Рукопись, считавшаяся тогда уником, являлась одним из перлов собрания Учебного отделения Министерства иностранных дел, перешедшего после революции в Институт востоковедения: она поступила туда с коллекцией нашего посланника в Стамбуле и Риме Италийского, вовсе не князя, как можно было бы думать по фамилии, а питомца Киевской духовной академии и доктора медицины Лондонского университета. Уже в возрасте 60 лет, в Турции, он изучил арабский язык и стал завзятым коллекционером рукописей, перебивая их иногда у знаменитого австрийца Хаммера. По-настоящему историю ад-Динавери открыл барон Розен, составляя свой каталог: он впервые оценил выдающееся значение памятника и списал его целиком, собираясь издать. Отвлеченный другими работами, он отказался в 80-х годах от этой мысли и передал копию Гиргасу. Тот и подготовил издание с привлечением второй, поступившей тем временем в Лейденскую библиотеку, рукописи – автографа знаменитого историка, каллиграфа и дипломата эпохи монгольского нашествия, алеппинца Ибн аль-Адима. Увидеть издание законченным Гиргасу не было суждено, – его допечатал Розен, и тогда-то появилась на обложке фраза о предисловии и указателях. Может быть, на это он намекал в своем ответе на мой вопрос о Гиргасе, но спросить его прямо, я как-то не решился. Отправляясь на Восток уже после его смерти, я захватил с собой без особых мыслей экземпляр издания Гиргаса.

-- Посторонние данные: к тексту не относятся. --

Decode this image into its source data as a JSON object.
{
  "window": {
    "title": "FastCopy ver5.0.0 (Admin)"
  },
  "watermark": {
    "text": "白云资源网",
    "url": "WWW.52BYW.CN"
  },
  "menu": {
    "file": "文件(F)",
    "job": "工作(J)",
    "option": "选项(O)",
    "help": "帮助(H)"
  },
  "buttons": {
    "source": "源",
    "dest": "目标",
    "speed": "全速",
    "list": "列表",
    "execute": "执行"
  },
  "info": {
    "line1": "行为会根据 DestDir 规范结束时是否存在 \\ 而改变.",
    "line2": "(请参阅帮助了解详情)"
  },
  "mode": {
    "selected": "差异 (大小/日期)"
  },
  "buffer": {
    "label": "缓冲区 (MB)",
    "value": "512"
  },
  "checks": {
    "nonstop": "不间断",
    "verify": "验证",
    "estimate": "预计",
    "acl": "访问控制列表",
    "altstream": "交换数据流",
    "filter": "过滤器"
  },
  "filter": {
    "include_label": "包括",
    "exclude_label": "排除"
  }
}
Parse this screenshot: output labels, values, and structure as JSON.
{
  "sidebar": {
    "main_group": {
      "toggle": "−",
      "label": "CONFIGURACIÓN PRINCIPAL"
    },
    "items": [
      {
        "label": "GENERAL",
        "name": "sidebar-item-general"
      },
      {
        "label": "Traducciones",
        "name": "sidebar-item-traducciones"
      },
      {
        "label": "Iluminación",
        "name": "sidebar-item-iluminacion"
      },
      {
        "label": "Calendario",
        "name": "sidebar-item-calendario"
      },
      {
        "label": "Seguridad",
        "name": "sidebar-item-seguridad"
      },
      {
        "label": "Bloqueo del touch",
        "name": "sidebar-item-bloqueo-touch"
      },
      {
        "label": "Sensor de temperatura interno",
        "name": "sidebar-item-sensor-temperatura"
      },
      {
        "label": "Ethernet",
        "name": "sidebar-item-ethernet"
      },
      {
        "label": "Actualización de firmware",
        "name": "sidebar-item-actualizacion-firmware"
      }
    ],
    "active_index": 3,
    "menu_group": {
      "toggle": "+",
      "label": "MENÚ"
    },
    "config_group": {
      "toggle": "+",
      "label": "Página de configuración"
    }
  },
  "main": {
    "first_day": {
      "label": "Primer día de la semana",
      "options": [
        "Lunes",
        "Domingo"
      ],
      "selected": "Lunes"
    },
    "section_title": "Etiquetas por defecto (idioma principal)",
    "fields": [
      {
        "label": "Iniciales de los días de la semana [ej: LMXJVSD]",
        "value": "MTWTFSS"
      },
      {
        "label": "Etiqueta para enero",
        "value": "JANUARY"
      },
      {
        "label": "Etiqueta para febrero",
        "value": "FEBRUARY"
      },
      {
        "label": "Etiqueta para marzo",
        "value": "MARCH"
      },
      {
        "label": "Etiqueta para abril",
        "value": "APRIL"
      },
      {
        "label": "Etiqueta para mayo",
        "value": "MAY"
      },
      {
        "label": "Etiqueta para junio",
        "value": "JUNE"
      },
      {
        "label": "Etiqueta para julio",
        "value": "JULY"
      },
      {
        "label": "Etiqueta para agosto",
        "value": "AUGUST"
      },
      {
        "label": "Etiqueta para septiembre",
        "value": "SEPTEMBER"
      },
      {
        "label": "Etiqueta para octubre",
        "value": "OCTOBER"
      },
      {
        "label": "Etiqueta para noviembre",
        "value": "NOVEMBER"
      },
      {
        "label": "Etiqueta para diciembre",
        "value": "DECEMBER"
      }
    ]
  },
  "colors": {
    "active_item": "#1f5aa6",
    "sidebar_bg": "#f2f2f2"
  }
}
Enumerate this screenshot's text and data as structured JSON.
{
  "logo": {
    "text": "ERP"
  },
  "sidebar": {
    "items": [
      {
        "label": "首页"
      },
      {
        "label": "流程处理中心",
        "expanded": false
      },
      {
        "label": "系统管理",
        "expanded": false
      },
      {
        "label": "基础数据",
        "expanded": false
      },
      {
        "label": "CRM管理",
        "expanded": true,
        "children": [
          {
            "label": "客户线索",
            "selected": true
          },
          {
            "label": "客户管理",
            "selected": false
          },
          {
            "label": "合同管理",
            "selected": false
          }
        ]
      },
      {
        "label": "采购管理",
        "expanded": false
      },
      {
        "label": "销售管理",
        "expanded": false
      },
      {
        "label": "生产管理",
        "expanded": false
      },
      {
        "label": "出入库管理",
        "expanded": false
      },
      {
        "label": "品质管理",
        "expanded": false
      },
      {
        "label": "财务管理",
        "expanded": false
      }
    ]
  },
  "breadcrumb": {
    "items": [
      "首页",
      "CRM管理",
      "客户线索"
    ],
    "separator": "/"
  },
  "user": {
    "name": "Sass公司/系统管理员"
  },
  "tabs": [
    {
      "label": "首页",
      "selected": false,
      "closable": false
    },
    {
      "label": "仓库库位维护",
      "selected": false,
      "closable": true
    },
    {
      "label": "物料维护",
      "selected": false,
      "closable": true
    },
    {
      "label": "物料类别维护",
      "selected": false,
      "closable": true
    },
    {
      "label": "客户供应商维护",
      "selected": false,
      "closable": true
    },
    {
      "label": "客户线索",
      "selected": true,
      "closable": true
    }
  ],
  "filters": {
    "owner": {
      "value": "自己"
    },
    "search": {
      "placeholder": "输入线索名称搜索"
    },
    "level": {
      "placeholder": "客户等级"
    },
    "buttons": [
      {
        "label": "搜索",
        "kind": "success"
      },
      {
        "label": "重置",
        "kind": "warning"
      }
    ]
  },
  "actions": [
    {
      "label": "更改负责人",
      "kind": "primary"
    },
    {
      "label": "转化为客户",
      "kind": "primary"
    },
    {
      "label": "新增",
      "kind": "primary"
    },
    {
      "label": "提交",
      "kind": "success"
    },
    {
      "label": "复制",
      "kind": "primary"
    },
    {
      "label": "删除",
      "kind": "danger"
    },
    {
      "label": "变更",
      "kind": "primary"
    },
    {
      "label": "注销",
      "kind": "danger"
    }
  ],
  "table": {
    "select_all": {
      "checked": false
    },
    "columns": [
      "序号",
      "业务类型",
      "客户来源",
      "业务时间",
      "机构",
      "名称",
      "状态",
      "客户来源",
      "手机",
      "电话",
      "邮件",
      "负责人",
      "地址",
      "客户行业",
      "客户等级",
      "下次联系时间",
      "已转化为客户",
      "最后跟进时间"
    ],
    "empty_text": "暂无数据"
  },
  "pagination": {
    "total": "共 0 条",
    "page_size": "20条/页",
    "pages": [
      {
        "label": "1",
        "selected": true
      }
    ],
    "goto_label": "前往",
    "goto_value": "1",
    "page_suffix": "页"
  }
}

В моих скитаниях за два года нередко наступали такие периоды тяжелого настроения, когда я почти не мог видеть людей и находил себе спасение и утешение только в какой-нибудь работе над рукописями и книгами. Так случилось летом 1909 года, и, вспомнив про неоконченную работу Гиргаса, я взялся 15 июня за составление указателей к истории ад-Динавери. Было это в приморском предместье Триполи, тихом городке аль-Мина, где я жил в комнатке второго этажа небольшого дома с окном в чистенький, выложенный каменными плитами дворик с крохотным цветником. Громадный олеандр, росший во дворе, протягивал цветущие ветви прямо в окно моей комнаты; хозяева говорили, что запах его прогоняет комаров. Природа, однако, мало меня успокаивала, и только в работе над указателями я находил забвение. Кончил я их через два месяца 22 августа, уже в местечке Амиюн на Ливане, к юго-востоку от Триполи.

И там у меня была комната во втором этаже с широким видом на виноградники по склонам Ливана. Природа здесь была величественна и прекрасна, но в нее часто врывались неожиданные диссонансы. Раз, – возвратись вечером, я едва успел разглядеть на своей постели свернувшуюся змею; другой раз я оказался невольным свидетелем чисто арабской мести над школьным учителем, которого изрезали ножами, подкараулив в темноте. Он с трудом дополз до моей двери и долгие недели отлеживался у меня в комнате. Указатель, между тем, двигался исправно и занял больше двух тысяч карточек. Старательно я перевязал их, а летом следующего года привез с собой в Россию.

Мне очень хотелось как-нибудь отметить приближавшееся 25-летие со дня смерти Гиргаса, и в начале 1911 года я написал в Лейден известному среди арабистов всего мира издательству Брилля, которое в свое время напечатало арабский текст, не пожелает ли оно выполнить обещание, данное на обложке, и опубликовать подготовленные мной указатели. Велико было мое изумление, когда быстрее чем через две недели я получил в ответ не только письмо, но отпечатанные листы указателя с просьбой просмотреть их. Из письма издателя выяснилось, что они были составлены учениками Розена еще в 90-х годах, проредактированы им самим и отпечатаны в 1904 году. Остановка была за Preface – предисловием, которое к Бриллю так и не поступило от Розена, несмотря на напоминания.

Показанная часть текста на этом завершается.